Kuran'da müminlerin inkar edenlere karşı gösterdikleri bu onurlu tavırlara verilen örneklerden bazıları şöyledir:
Ki onlar, yalan şahidlikte bulunmayanlar, boş ve yararsız sözle karşılaştıkları zaman onurlu olarak geçenlerdir.(Furkan Suresi, 72)
O Rahman (olan Allah)ın kulları, yeryüzü üzerinde alçak gönüllü olarak yürürler ve cahiller kendileriyle muhatap oldukları zaman "Selam" derler. (Furkan Suresi, 63)
Din ahlakını anlatan bir insan, karşısındaki kişinin iman edip etmemesinden hiçbir şekilde sorumlu değildir. Müminler sadece Kuran'ı karşı tarafa en güzel şekilde anlatarak, insanları Allah'a iman etmeye çağırmakla yükümlüdürler. Ancak din ahlakının anlatıldığı bu insanın kalbi tümüyle Allah'ın kontrolündedir. Tebliğ yapılan insan eğer mümin olacaksa ona İslam'ı sevdirecek, kalbine imanı yerleştirecek olan sadece Allah'tır. Bu nedenle Allah Kuran'da Müslümanların din ahlakını anlatmakla yükümlü olduklarını, ancak hidayeti vermenin sadece Kendisi’ne ait olduğunu bildirmiştir:
Gerçek şu ki, sen, sevdiğini hidayete erdiremezsin, ancak Allah, dilediğini hidayete erdirir; O, hidayete erecek olanları daha iyi bilendir. (Kasas Suresi, 56)
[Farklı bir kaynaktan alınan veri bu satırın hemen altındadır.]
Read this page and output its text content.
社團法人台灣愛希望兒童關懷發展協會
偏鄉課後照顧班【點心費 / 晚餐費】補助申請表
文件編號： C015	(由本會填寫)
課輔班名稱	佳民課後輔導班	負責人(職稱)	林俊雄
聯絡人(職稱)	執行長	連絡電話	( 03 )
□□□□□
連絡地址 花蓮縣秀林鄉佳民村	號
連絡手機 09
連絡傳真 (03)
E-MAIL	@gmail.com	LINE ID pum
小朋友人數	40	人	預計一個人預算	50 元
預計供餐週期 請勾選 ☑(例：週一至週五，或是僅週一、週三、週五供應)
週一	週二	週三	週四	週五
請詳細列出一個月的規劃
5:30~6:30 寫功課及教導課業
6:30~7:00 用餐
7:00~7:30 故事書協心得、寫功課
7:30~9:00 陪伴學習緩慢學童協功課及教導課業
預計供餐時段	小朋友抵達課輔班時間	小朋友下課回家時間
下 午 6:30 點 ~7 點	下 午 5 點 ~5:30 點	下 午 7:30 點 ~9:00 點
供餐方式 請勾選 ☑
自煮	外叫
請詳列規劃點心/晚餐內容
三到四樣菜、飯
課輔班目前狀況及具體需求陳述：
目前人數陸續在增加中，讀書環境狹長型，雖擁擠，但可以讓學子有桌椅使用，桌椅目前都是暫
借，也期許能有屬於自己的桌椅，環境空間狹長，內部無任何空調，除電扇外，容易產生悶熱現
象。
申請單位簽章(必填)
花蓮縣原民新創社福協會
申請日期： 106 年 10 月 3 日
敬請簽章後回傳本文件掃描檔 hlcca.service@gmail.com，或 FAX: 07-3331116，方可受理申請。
Bir mümin, zaruri nedenlerle tek başına kalması söz konusu olmadığı sürece diğer müminlerle birarada yaşamalıdır. Çünkü Müslümanın güzel ahlakını, fedakarlığını, öğüte karşı boyun eğiciliğini, alçakgönüllülüğünü, sevgisini, sadakatini gösterebilmesi için müminlerle birlikte olması gerekir.
Yoksa bir mümin din ahlakından uzak birine karşı sadakatli olamaz. Kuran ahlakının dışında hareket etmez. İman sahibi olmayan birine karşı teslimiyet gösteremez. Allah'a inanmayan biriyle Allah'ı zikredemez. Bu nedenle Kuran'da tarif edilen hayatı tam olarak yaşayabilmesi için müminlerle birarada bulunması gerekir.
Ayrıca imanlı bir insan için İslam ahlakının insanlar arasında yayılması ve herkes tarafından yaşanması çok önemlidir. Çünkü bu, Allah'ın müminlere yüklediği sorumluluklardan bir tanesidir. Böyle bir çalışma ise müminlerin birbirlerine var güçleriyle destek olmalarını gerektirir. Bu nedenle Allah iman edenlere "kenetlenmiş binalar gibi saf bağlayarak" hareket etmelerini emreder. (Saff Suresi, 4)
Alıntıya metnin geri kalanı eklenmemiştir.